A divided federal appeals court has sided with Southern California air quality regulators, upholding a ban on the manufacture, sale, and installation of certain gas-burning appliances across four Los Angeles-area counties.
The 9th U.S. Circuit Court of Appeals issued a 2-1 ruling Thursday, rejecting arguments from appliance manufacturers and trade organizations who claimed the emissions control measure ran afoul of federal law.
The court’s majority found that nothing in the text or legislative history of the federal Energy Policy and Conservation Act indicated that Congress meant to prevent states from taking reasonable steps to regulate appliance emissions.

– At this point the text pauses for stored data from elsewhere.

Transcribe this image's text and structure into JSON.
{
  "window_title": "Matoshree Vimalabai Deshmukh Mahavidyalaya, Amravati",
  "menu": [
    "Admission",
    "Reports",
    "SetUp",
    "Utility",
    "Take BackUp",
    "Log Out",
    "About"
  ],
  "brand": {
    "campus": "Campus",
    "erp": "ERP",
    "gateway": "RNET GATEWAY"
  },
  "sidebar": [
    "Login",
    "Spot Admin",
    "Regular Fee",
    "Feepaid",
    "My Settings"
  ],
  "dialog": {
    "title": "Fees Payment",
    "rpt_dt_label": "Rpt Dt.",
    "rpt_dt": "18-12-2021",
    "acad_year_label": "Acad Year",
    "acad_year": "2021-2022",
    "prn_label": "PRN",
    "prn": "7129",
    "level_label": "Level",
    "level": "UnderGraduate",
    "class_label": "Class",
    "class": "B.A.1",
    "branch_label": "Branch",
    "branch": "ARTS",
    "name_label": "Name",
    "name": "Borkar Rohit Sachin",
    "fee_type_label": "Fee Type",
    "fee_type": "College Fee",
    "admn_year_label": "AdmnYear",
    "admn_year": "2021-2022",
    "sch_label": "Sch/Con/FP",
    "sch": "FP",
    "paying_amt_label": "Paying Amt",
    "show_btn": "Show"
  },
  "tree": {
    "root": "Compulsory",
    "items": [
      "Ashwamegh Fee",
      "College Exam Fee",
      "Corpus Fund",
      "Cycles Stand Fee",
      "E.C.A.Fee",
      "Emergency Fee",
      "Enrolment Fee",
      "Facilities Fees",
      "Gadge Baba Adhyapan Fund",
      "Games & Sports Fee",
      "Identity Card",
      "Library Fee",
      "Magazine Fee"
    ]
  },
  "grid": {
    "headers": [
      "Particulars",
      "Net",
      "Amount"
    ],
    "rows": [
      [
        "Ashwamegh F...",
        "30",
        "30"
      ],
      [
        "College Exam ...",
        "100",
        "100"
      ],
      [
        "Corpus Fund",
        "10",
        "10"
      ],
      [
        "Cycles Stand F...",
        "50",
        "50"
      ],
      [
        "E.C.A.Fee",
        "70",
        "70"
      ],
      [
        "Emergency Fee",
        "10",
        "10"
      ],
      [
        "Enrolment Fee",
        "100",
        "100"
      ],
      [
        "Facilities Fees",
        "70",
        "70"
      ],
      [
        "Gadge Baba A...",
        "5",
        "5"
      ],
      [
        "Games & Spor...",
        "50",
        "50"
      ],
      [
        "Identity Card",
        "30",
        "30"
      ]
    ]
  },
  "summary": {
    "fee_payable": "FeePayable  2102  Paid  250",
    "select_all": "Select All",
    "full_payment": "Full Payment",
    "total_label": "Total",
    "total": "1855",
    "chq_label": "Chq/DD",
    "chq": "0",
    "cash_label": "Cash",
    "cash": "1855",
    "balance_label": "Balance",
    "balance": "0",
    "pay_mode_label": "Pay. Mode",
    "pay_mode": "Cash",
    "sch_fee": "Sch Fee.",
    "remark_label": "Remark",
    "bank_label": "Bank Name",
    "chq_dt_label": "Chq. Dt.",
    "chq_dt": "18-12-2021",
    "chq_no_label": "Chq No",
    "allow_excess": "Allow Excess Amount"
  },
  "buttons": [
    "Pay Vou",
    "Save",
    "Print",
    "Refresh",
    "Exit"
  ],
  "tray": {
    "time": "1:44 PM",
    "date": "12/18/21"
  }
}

The South Coast Air Quality Management District adopted the zero-emissions rule in June 2024, targeting large water heaters, small boilers, and process heaters. The regulation was designed to combat the region’s severe smog problem and bring the area into compliance with ozone standards established under the federal Clean Air Act.
Compliance deadlines began going into effect on January 1. Officials expect the rule to cut emissions in the South Coast Air Basin — which covers large portions of Los Angeles, Orange, Riverside, and San Bernardino counties — by nearly 10%.
Among those challenging the rule were the National Association of Home Builders and several California-based groups representing manufacturing, lodging, and restaurant industries. Attorneys representing those parties did not respond to requests for comment.
Circuit Judge Lucy Koh, writing for the majority, stated that striking down the rule would effectively amount to an implied repeal of the Clean Air Act, and that opponents failed to demonstrate Congress clearly intended that outcome.
Judge Koh also noted that challengers could not show the rule was unconstitutional across the board, pointing out that process heaters fall outside the scope of the Energy Policy and Conservation Act and that the U.S. Department of Energy has not issued federal standards covering them.
Circuit Judge Kenneth Lee filed a dissenting opinion, arguing the case was “strikingly similar” to a 2023 ruling in which the same appeals court found that federal law overrode a Berkeley, California ordinance that had banned natural gas infrastructure in new construction.